Dentro la Città dei ragazzi troviamo un vero e proprio piccolo comune, con il suo sistema governativo. Punto centrale è l’Assemblea cittadina, organo essenziale per discutere e risolvere i dilemmi della vita cittadina dei ragazzi ed eleggere ogni due mesi il Sindaco. La Costituzione è un altro elemento peculiare di tutto il sistema.La giunta comunale è formata da quattro assessori divisi in Igiene, Finanze, Sport e Tempo Libero, Ristorazione. Il Sindaco elegge il Giudice del Tribunale, unico organo per amministrare la giustizia della cittadella. Esiste la moneta locale oggi chiamata Scudo. Questo gettone lo ottengono i ragazzi/cittadini al termine di un laboratorio o di un’attività extrascolastica svolta con successo e possono andare al Bazar per acquistare bevande, merendine e piccole scorte di cibo. È presente una banca che gestisce i risparmi.
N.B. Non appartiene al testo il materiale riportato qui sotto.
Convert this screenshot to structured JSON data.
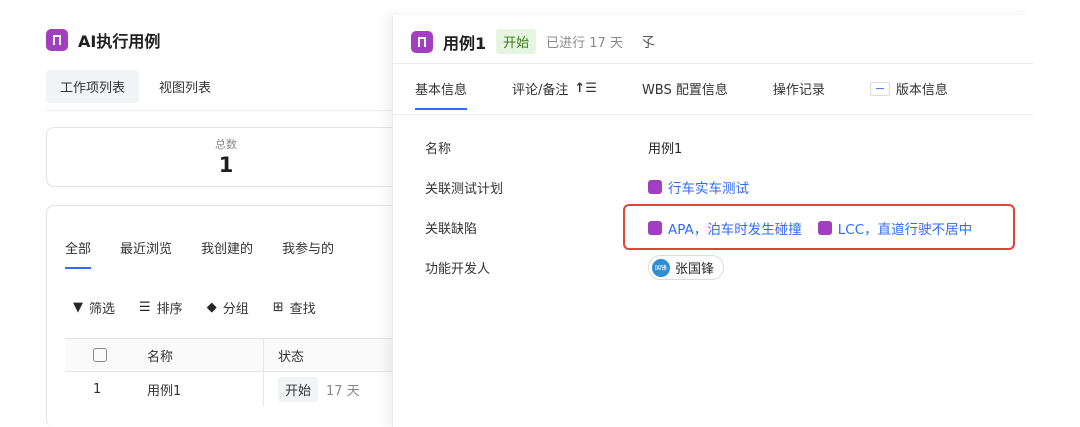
{
  "left": {
    "app_title": "AI执行用例",
    "view_tabs": [
      "工作项列表",
      "视图列表"
    ],
    "total_label": "总数",
    "total_value": "1",
    "filter_tabs": [
      "全部",
      "最近浏览",
      "我创建的",
      "我参与的"
    ],
    "tools": [
      {
        "label": "筛选",
        "icon": "filter-icon"
      },
      {
        "label": "排序",
        "icon": "sort-icon"
      },
      {
        "label": "分组",
        "icon": "tag-icon"
      },
      {
        "label": "查找",
        "icon": "find-icon"
      }
    ],
    "table": {
      "headers": [
        "名称",
        "状态"
      ],
      "rows": [
        {
          "index": "1",
          "name": "用例1",
          "state": "开始",
          "days": "17 天"
        }
      ]
    }
  },
  "detail": {
    "title": "用例1",
    "status": "开始",
    "elapsed": "已进行 17 天",
    "pin_glyph": "孓",
    "tabs": [
      "基本信息",
      "评论/备注",
      "WBS 配置信息",
      "操作记录",
      "版本信息"
    ],
    "fields": {
      "name_label": "名称",
      "name_value": "用例1",
      "plan_label": "关联测试计划",
      "plan_value": "行车实车测试",
      "defect_label": "关联缺陷",
      "defects": [
        "APA，泊车时发生碰撞",
        "LCC，直道行驶不居中"
      ],
      "dev_label": "功能开发人",
      "dev_avatar": "国锋",
      "dev_value": "张国锋"
    }
  },
  "colors": {
    "accent": "#2f6bff",
    "purple": "#a23fc0",
    "highlight": "#e0433b",
    "status_green_bg": "#e6f5df"
  }
}
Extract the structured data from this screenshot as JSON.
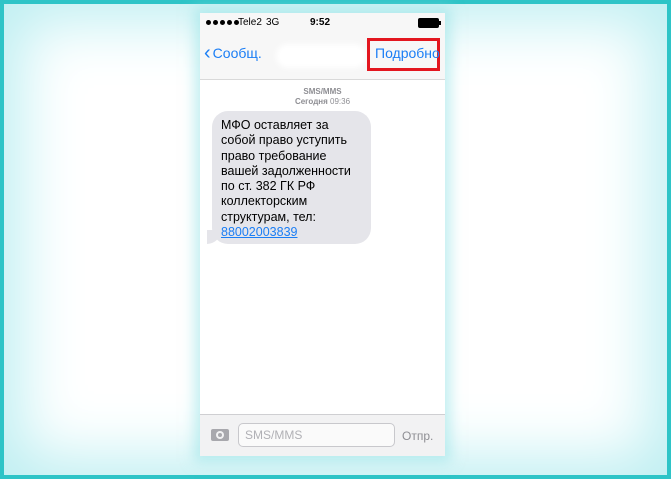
{
  "status_bar": {
    "carrier": "Tele2",
    "network": "3G",
    "time": "9:52"
  },
  "nav": {
    "back_label": "Сообщ.",
    "details_label": "Подробно"
  },
  "thread": {
    "message_type": "SMS/MMS",
    "day": "Сегодня",
    "time": "09:36",
    "message_text": "МФО оставляет за\nсобой право уступить\nправо требование\nвашей задолженности\nпо ст. 382 ГК РФ\nколлекторским\nструктурам, тел:",
    "phone_number": "88002003839"
  },
  "compose": {
    "placeholder": "SMS/MMS",
    "send_label": "Отпр."
  },
  "colors": {
    "frame": "#2ec4c7",
    "link_blue": "#1b7ef5",
    "highlight_red": "#e3161f",
    "bubble_gray": "#e5e5ea"
  }
}
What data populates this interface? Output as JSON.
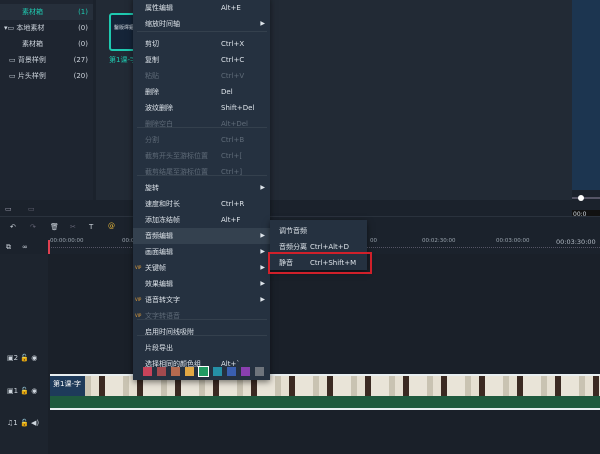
{
  "library": {
    "items": [
      {
        "label": "素材箱",
        "count": "(1)",
        "active": true
      },
      {
        "label": "本地素材",
        "count": "(0)"
      },
      {
        "label": "素材箱",
        "count": "(0)"
      },
      {
        "label": "背景样例",
        "count": "(27)"
      },
      {
        "label": "片头样例",
        "count": "(20)"
      }
    ]
  },
  "media": {
    "clip_thumb_label": "鑿版墿鏂",
    "clip_name": "第1课-字"
  },
  "timeline": {
    "ticks": [
      "00:00:00:00",
      "00:0",
      "00",
      "00:02:30:00",
      "00:03:00:00",
      "00:03:30:00"
    ],
    "preview_time": "00:0",
    "clip_title": "第1课-字"
  },
  "tracks": [
    {
      "label": "2"
    },
    {
      "label": "1"
    },
    {
      "label": "1"
    }
  ],
  "menu": {
    "items": [
      {
        "label": "属性编辑",
        "shortcut": "Alt+E"
      },
      {
        "label": "缩放时间轴",
        "submenu": true
      },
      {
        "label": "剪切",
        "shortcut": "Ctrl+X"
      },
      {
        "label": "复制",
        "shortcut": "Ctrl+C"
      },
      {
        "label": "粘贴",
        "shortcut": "Ctrl+V",
        "disabled": true
      },
      {
        "label": "删除",
        "shortcut": "Del"
      },
      {
        "label": "波纹删除",
        "shortcut": "Shift+Del"
      },
      {
        "label": "删除空白",
        "shortcut": "Alt+Del",
        "disabled": true
      },
      {
        "label": "分割",
        "shortcut": "Ctrl+B",
        "disabled": true
      },
      {
        "label": "截剪开头至游标位置",
        "shortcut": "Ctrl+[",
        "disabled": true
      },
      {
        "label": "截剪结尾至游标位置",
        "shortcut": "Ctrl+]",
        "disabled": true
      },
      {
        "label": "旋转",
        "submenu": true
      },
      {
        "label": "速度和时长",
        "shortcut": "Ctrl+R"
      },
      {
        "label": "添加冻结帧",
        "shortcut": "Alt+F"
      },
      {
        "label": "音频编辑",
        "submenu": true,
        "hover": true
      },
      {
        "label": "画面编辑",
        "submenu": true
      },
      {
        "label": "关键帧",
        "submenu": true,
        "badge": "VIP"
      },
      {
        "label": "效果编辑",
        "submenu": true
      },
      {
        "label": "语音转文字",
        "submenu": true,
        "badge": "VIP"
      },
      {
        "label": "文字转语音",
        "disabled": true,
        "badge": "VIP"
      },
      {
        "label": "启用时间线吸附"
      },
      {
        "label": "片段导出"
      },
      {
        "label": "选择相同的颜色组",
        "shortcut": "Alt+`"
      }
    ],
    "colors": [
      "#c8435a",
      "#a34a4e",
      "#b66a4f",
      "#e2a844",
      "#1f9a62",
      "#2590a6",
      "#3a5fb0",
      "#8a3fb0",
      "#6e747c"
    ],
    "submenu": [
      {
        "label": "调节音频"
      },
      {
        "label": "音频分离",
        "shortcut": "Ctrl+Alt+D"
      },
      {
        "label": "静音",
        "shortcut": "Ctrl+Shift+M"
      }
    ]
  },
  "colors": {
    "accent": "#1fc9b0",
    "highlight_box": "#d0202a",
    "audio_track": "#1f5a3e"
  }
}
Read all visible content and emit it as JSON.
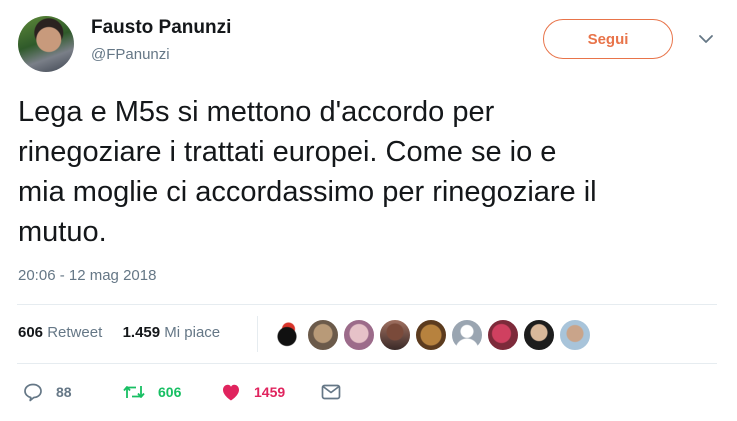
{
  "author": {
    "name": "Fausto Panunzi",
    "handle": "@FPanunzi"
  },
  "follow_label": "Segui",
  "tweet_text": "Lega e M5s si mettono d'accordo per\nrinegoziare i trattati europei. Come se io e\nmia moglie ci accordassimo per rinegoziare il\nmutuo.",
  "timestamp": "20:06 - 12 mag 2018",
  "stats": {
    "retweets": "606",
    "retweets_label": "Retweet",
    "likes": "1.459",
    "likes_label": "Mi piace"
  },
  "actions": {
    "replies": "88",
    "retweets": "606",
    "likes": "1459"
  },
  "colors": {
    "accent": "#e8744a",
    "retweet": "#17bf63",
    "like": "#e0245e",
    "muted": "#657786"
  },
  "icons": [
    "caret-down-icon",
    "reply-icon",
    "retweet-icon",
    "heart-icon",
    "message-icon"
  ]
}
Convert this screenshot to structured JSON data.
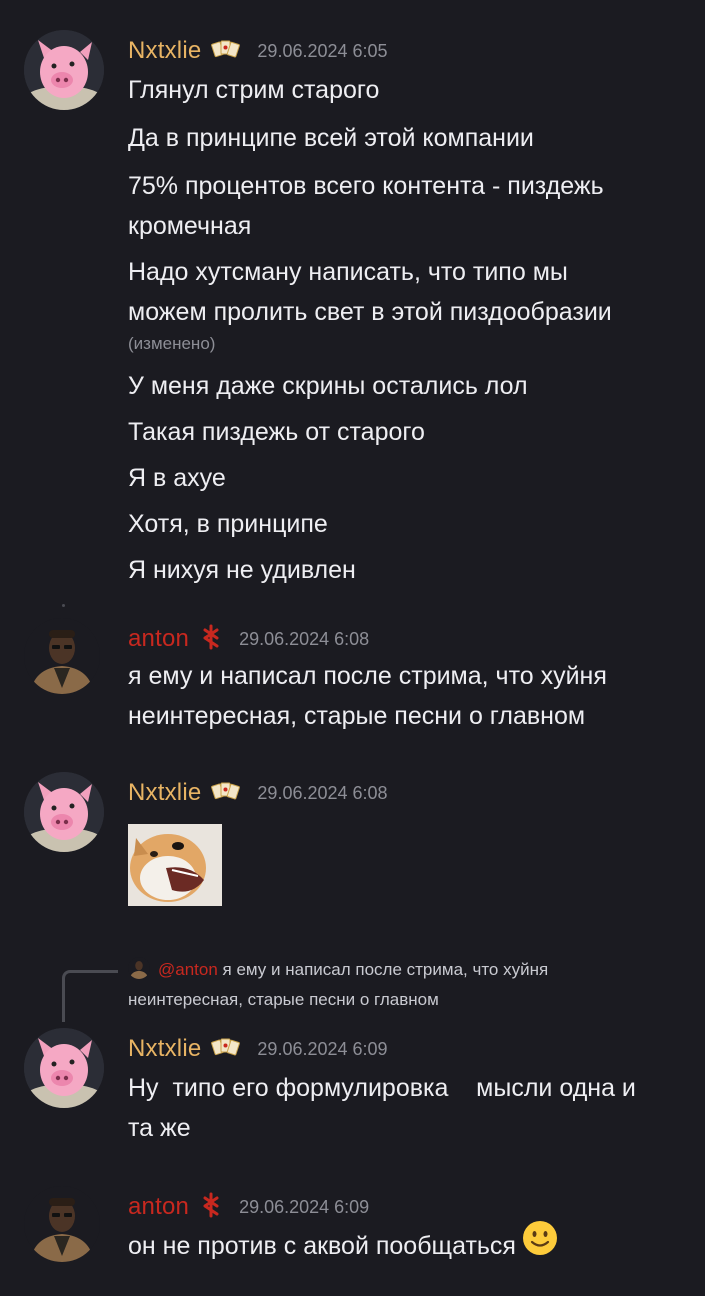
{
  "messages": [
    {
      "author": "Nxtxlie",
      "time": "29.06.2024 6:05",
      "lines": [
        "Глянул стрим старого",
        "Да в принципе всей этой компании",
        "75% процентов всего контента - пиздежь",
        "кромечная",
        "Надо  хутсману написать, что  типо мы",
        "можем  пролить свет в этой пиздообразии",
        "У меня даже скрины остались лол",
        "Такая пиздежь от старого",
        "Я в ахуе",
        "Хотя, в принципе",
        "Я нихуя не удивлен"
      ],
      "edited_label": "(изменено)"
    },
    {
      "author": "anton",
      "time": "29.06.2024 6:08",
      "lines": [
        "я ему и написал после стрима, что хуйня",
        "неинтересная, старые песни о главном"
      ]
    },
    {
      "author": "Nxtxlie",
      "time": "29.06.2024 6:08",
      "attachment": "dog-image"
    },
    {
      "author": "Nxtxlie",
      "time": "29.06.2024 6:09",
      "reply": {
        "mention": "@anton",
        "line1": "я ему и написал после стрима, что хуйня",
        "line2": "неинтересная, старые песни о главном"
      },
      "lines": [
        "Ну  типо его формулировка    мысли одна и",
        "та же"
      ]
    },
    {
      "author": "anton",
      "time": "29.06.2024 6:09",
      "lines": [
        "он не против с аквой пообщаться"
      ],
      "emoji": "slightly-smiling-face"
    }
  ],
  "colors": {
    "background": "#1b1b21",
    "nxtxlie_name": "#e8b464",
    "anton_name": "#c8281f",
    "timestamp": "#8d8e96",
    "text": "#eeeef2"
  }
}
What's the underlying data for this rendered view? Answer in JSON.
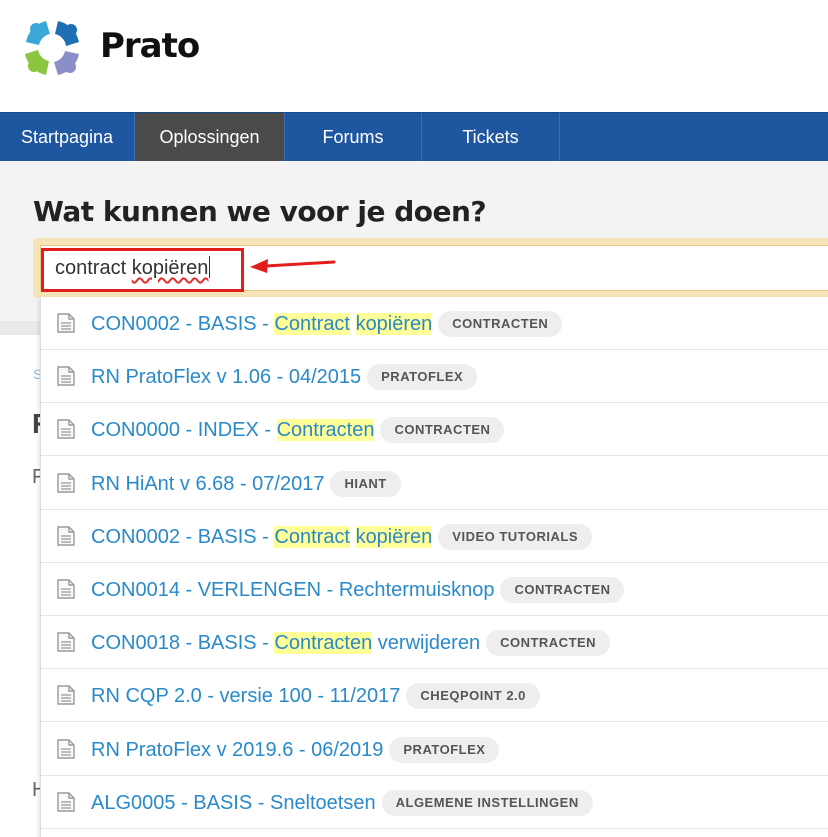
{
  "brand": {
    "name": "Prato"
  },
  "nav": {
    "items": [
      {
        "label": "Startpagina"
      },
      {
        "label": "Oplossingen"
      },
      {
        "label": "Forums"
      },
      {
        "label": "Tickets"
      }
    ],
    "active_index": 1
  },
  "search": {
    "heading": "Wat kunnen we voor je doen?",
    "value_plain": "contract ",
    "value_misspelled": "kopiëren"
  },
  "results": [
    {
      "title_parts": [
        "CON0002 - BASIS - ",
        "Contract",
        " ",
        "kopiëren",
        ""
      ],
      "tag": "CONTRACTEN"
    },
    {
      "title_parts": [
        "RN PratoFlex v 1.06 - 04/2015"
      ],
      "tag": "PRATOFLEX"
    },
    {
      "title_parts": [
        "CON0000 - INDEX - ",
        "Contracten",
        ""
      ],
      "tag": "CONTRACTEN"
    },
    {
      "title_parts": [
        "RN HiAnt v 6.68 - 07/2017"
      ],
      "tag": "HIANT"
    },
    {
      "title_parts": [
        "CON0002 - BASIS - ",
        "Contract",
        " ",
        "kopiëren",
        ""
      ],
      "tag": "VIDEO TUTORIALS"
    },
    {
      "title_parts": [
        "CON0014 - VERLENGEN - Rechtermuisknop"
      ],
      "tag": "CONTRACTEN"
    },
    {
      "title_parts": [
        "CON0018 - BASIS - ",
        "Contracten",
        " verwijderen"
      ],
      "tag": "CONTRACTEN"
    },
    {
      "title_parts": [
        "RN CQP 2.0 - versie 100 - 11/2017"
      ],
      "tag": "CHEQPOINT 2.0"
    },
    {
      "title_parts": [
        "RN PratoFlex v 2019.6 - 06/2019"
      ],
      "tag": "PRATOFLEX"
    },
    {
      "title_parts": [
        "ALG0005 - BASIS - Sneltoetsen"
      ],
      "tag": "ALGEMENE INSTELLINGEN"
    }
  ],
  "colors": {
    "nav_bg": "#1e56a0",
    "nav_active": "#4a4a4a",
    "link": "#2a8ac9",
    "highlight": "#ffff99",
    "annotation_red": "#e31c1c"
  }
}
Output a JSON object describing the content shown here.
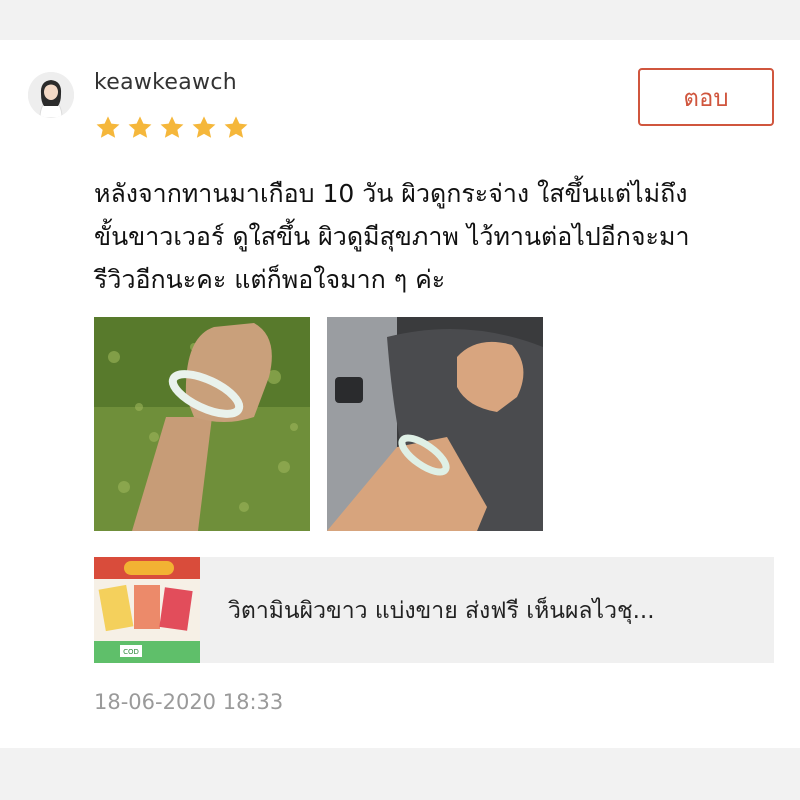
{
  "review": {
    "username": "keawkeawch",
    "rating": 5,
    "reply_label": "ตอบ",
    "text_lines": [
      "หลังจากทานมาเกือบ 10 วัน ผิวดูกระจ่าง ใสขึ้นแต่ไม่ถึง",
      "ขั้นขาวเวอร์ ดูใสขึ้น ผิวดูมีสุขภาพ ไว้ทานต่อไปอีกจะมา",
      "รีวิวอีกนะคะ แต่ก็พอใจมาก ๆ ค่ะ"
    ],
    "timestamp": "18-06-2020 18:33"
  },
  "product": {
    "title": "วิตามินผิวขาว แบ่งขาย ส่งฟรี เห็นผลไวชุ...",
    "thumb_badge": "COD"
  },
  "colors": {
    "accent": "#d0563e",
    "star": "#f5b73b",
    "background_band": "#f2f2f2"
  }
}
Il problema di questo quadro idillico nel servizio di integrazione e accoglienza sorge quando i ragazzi compiono i diciotto anni, diventando maggiorenni ed avendo un altro tipo di permesso con maglie molto strette. In rari casi, possono restare fino al compimento dei ventuno anni, perché il limite di legge è i diciotto anni. La legge prevede difatti che, diventati maggiorenni, i ragazzi debbano lasciare le strutture di accoglienza e facciano convertire il proprio permesso di soggiorno per minore età in un permesso di studio o di lavoro. Ciò è possibile solamente se sono residenti in Italia da almeno tre anni, se hanno seguito un percorso di integrazione sociale di minimo due anni all’interno di una struttura pubblica o privata regolarmente riconosciuta e se hanno la disponibilità di un nuovo alloggio. Malauguratamente, in mancanza di solamente uno di questi requisiti, se i ragazzi non riescono a trovare un lavoro in tempi utili, saltano velocemente dentro il bacino dell’irregolarità. È qui che il sistema si blocca mandando a gambe all’aria tutto ciò che di positivo si è fatto nel percorso di integrazione, un vero e proprio buco nero dell’apparato statale, che involontariamente fa dissolvere nell’oblio le buone prassi del terzo settore.